Anche la Lega chiede di investire sul nucleare, nella ricerca sui piccoli reattori modulari (della quale efficacia ci siamo già occupati) e sull’energia da fusione “per un mix energetico diversificato”. Tra le rinnovabili si chiede di concentrare maggiori risorse su quelle programmabili, come l’idroelettrico, il geotermico o le biomasse.
Se il Green Deal europeo va modificato, la direttiva Case Green per il Carroccio va invece totalmente cancellata. “Non possiamo sacrificare il nostro patrimonio immobiliare – si legge – sull’altare dell’efficienza energetica”.
Infine, sulla mobilità si chiede l’abolizione dello stop alle auto a motore endotermico entro il 2035 inserendo “piena legittimazione” ai biocarburanti. Una soluzione tutt’altro che a emissioni zero, perché coltivare richiede arature, fertilizzanti, pesticidi e lavorazioni industriali, spesso alimentate con energia fossile, ne riducono il beneficio.
Gli Azzurri sono gli unici, nella galassia di destra, che menzionano esplicitamente il gas nei piani energetici. Oltre ad uniformarsi a Lega e FdI per quanto riguarda nucleare, biofuel e direttiva Case Green, Forza Italia propone di “sfruttare la centralità nel Mediterraneo e le infrastrutture strategiche (come il TAP e i rigassificatori) per svolgere un ruolo chiave nel facilitare il trasporto, lo stoccaggio, l‘interscambio e la distribuzione del gas naturale in tutta Europa”.
Questo per raggiungere un’indipendenza energetica da fonti fossili provenienti da Paesi terzi, così da rendere l‘Europa meno vulnerabile. Ma alla fine il metano da dove arriverebbe? Contemporaneamente però viene menzionata in un passaggio l’importanza di “promuovere le energie rinnovabili, l‘efficienza energetica e sfruttare i fondi del REPowerEU”.

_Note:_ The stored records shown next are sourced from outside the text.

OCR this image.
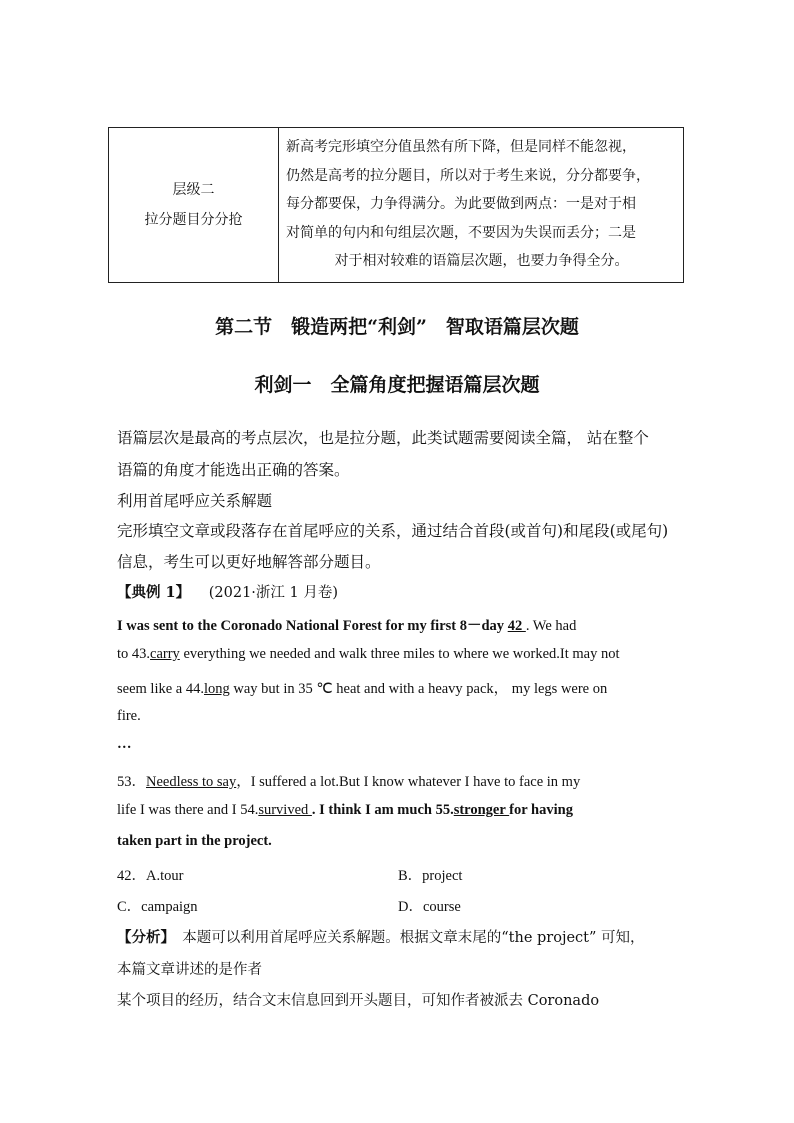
层级二
拉分题目分分抢

新高考完形填空分值虽然有所下降，但是同样不能忽视，

仍然是高考的拉分题目，所以对于考生来说，分分都要争，

每分都要保，力争得满分。为此要做到两点：一是对于相

对简单的句内和句组层次题，不要因为失误而丢分；二是

对于相对较难的语篇层次题，也要力争得全分。

第二节　锻造两把“利剑”　智取语篇层次题
利剑一　全篇角度把握语篇层次题
语篇层次是最高的考点层次，也是拉分题，此类试题需要阅读全篇， 站在整个
语篇的角度才能选出正确的答案。
利用首尾呼应关系解题
完形填空文章或段落存在首尾呼应的关系，通过结合首段(或首句)和尾段(或尾句)
信息，考生可以更好地解答部分题目。
【典例 1】 (2021·浙江 1 月卷)
I was sent to the Coronado National Forest for my first 8－day 42 . We had
to 43.carry everything we needed and walk three miles to where we worked.It may not
seem like a 44.long way but in 35 ℃ heat and with a heavy pack， my legs were on
fire.
…
53．Needless to say，I suffered a lot.But I know whatever I have to face in my
life I was there and I 54.survived . I think I am much 55.stronger for having
taken part in the project.
42．A.tour	B．project
C．campaign	D．course
【分析】　本题可以利用首尾呼应关系解题。根据文章末尾的“the project” 可知，
本篇文章讲述的是作者
某个项目的经历，结合文末信息回到开头题目，可知作者被派去 Coronado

Tra gli aggettivi che il Pd utilizza per descrivere “l’Europa che vogliamo” c’è “sostenibile”, che dà il titolo al capitolo del programma legato a politiche energetiche e ambientali. I dem chiedono che i nuovi investimenti verdi coordinati a livello comunitario prevedano restrizioni o agevolazioni al credito per le industrie in base all’impegno in processi di trasformazione green, in piena applicazione del principio “chi inquina, paga”.
Andrebbe inoltre potenziato il Fondo per la Transizione Giusta e il Fondo Sociale Europeo, per finanziare processi di formazione in lavori green e aumentare l’occupazione di qualità. Il Pd propone poi di creare le giuste sinergie con il Fondo di Investimento, il piano InvestEU e RepowerEU per catalizzare investimenti privati nei processi industriali chiave per l’economia circolare e la decarbonizzazione come gli impianti di recupero di materia di scarto e re-immissione sul mercato di materie prime secondarie, compresa la componentistica per i veicoli elettrici, la filiera per la produzione e l’utilizzo di idrogeno verde.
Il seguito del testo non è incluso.